Sentence The Sixhundredandsixth
  And, sure enough, the day also brought The Fabulous Four, who, with the addition of Auntie Maude, made up The Famous Five, Edinburgh's first and most supercalifragilisticexpialidocious Out and Abouters who flaunted their Queer Dykeness around the town long before the Festival – and more
particularly, The Fringe – brought sexual deviance out of the closet and paraded it up and down The High Street, into St Giles itself, and at receptions hosted by the Lord Provost in the City Chambers; but The Famous Five were best known for their screaming matches on The Mound on Sunday afternoons when they harangued and were harangued themselves by proclaimers that they must Repent, For The End is Nigh and preachers like Pastor Jack Glass, an unreconstructed but certainly
not underfired Presbyterian follower of John Knox and Ian Paisley who assured them of eternal damnation and a hereafter of Fire and Brimstone in Purgatory where, no doubt, he sits counting the hours, days and years until he can pierce their eyes with red-hot needles and will shove white-hot pokers up their jacksies, the most appropriate punishment for Women who dare to love other Women and therefore presumably break the 10th Commandment by committing Adultery, with their
neighbours' wives! oh, Tuffy Ladywood, Cecilia Connaught, Grizzel Baillie and Lettice Pumpherston will probably be boiled in oil along with Maude Lyttleton for all the sins which are noted against their names in St Peter's Golden Book; my. my.

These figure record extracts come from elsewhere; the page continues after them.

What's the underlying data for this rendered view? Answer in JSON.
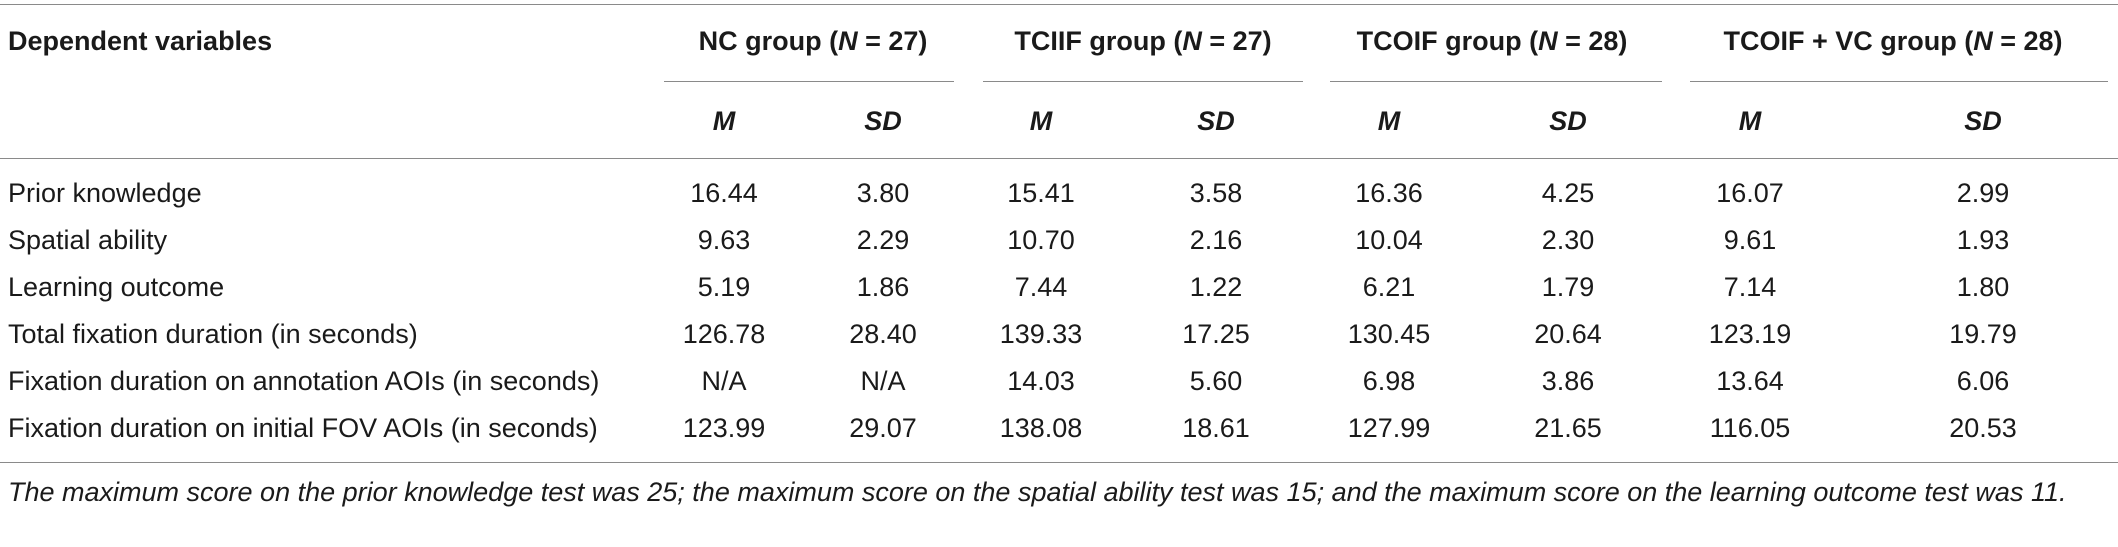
{
  "table": {
    "header": {
      "dependent_variables": "Dependent variables",
      "groups": [
        {
          "name": "NC group",
          "n_label": "N",
          "n_value": "= 27)"
        },
        {
          "name": "TCIIF group",
          "n_label": "N",
          "n_value": "= 27)"
        },
        {
          "name": "TCOIF group",
          "n_label": "N",
          "n_value": "= 28)"
        },
        {
          "name": "TCOIF + VC group",
          "n_label": "N",
          "n_value": "= 28)"
        }
      ],
      "m_label": "M",
      "sd_label": "SD"
    },
    "rows": [
      {
        "label": "Prior knowledge",
        "values": [
          "16.44",
          "3.80",
          "15.41",
          "3.58",
          "16.36",
          "4.25",
          "16.07",
          "2.99"
        ]
      },
      {
        "label": "Spatial ability",
        "values": [
          "9.63",
          "2.29",
          "10.70",
          "2.16",
          "10.04",
          "2.30",
          "9.61",
          "1.93"
        ]
      },
      {
        "label": "Learning outcome",
        "values": [
          "5.19",
          "1.86",
          "7.44",
          "1.22",
          "6.21",
          "1.79",
          "7.14",
          "1.80"
        ]
      },
      {
        "label": "Total fixation duration (in seconds)",
        "values": [
          "126.78",
          "28.40",
          "139.33",
          "17.25",
          "130.45",
          "20.64",
          "123.19",
          "19.79"
        ]
      },
      {
        "label": "Fixation duration on annotation AOIs (in seconds)",
        "values": [
          "N/A",
          "N/A",
          "14.03",
          "5.60",
          "6.98",
          "3.86",
          "13.64",
          "6.06"
        ]
      },
      {
        "label": "Fixation duration on initial FOV AOIs (in seconds)",
        "values": [
          "123.99",
          "29.07",
          "138.08",
          "18.61",
          "127.99",
          "21.65",
          "116.05",
          "20.53"
        ]
      }
    ],
    "footnote": "The maximum score on the prior knowledge test was 25; the maximum score on the spatial ability test was 15; and the maximum score on the learning outcome test was 11."
  }
}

Glass's God was certainly Wrathful and Vengeful and had it in for Lezzies big-time – you would think that there must be far worse things in this world, but not according to the Fundamentalists; so it was nice to see the warm and solicitous welcome they received in the kitchen from the Syrian mums, both delighted to meet their glamorous and funny friends, for the kitchen was soon filled with giggles and hoots of laughter from all sides; though we have still not heard anything from Daphne and Maude, who were also supposed to be coming down by train today, although, knowing them, they might well be rattling along in a North-bound train heading for Inverness instead of coming down the new Borders railway, we shall just have to be patient, for so far, they have never not turned up where they are expected, but nor do they always arrive when they are expected, and are definitely not yet in their senectitude – so we Keep Calm and Carry On Regardless! certainly, I tried phoning them, but both of their mobiles went straight to voicemail, probably either packed at the bottom of their cases or, even more likely, left behind in their Embra flat – I don't think they have worked out yet that mobile means what it says on the tin!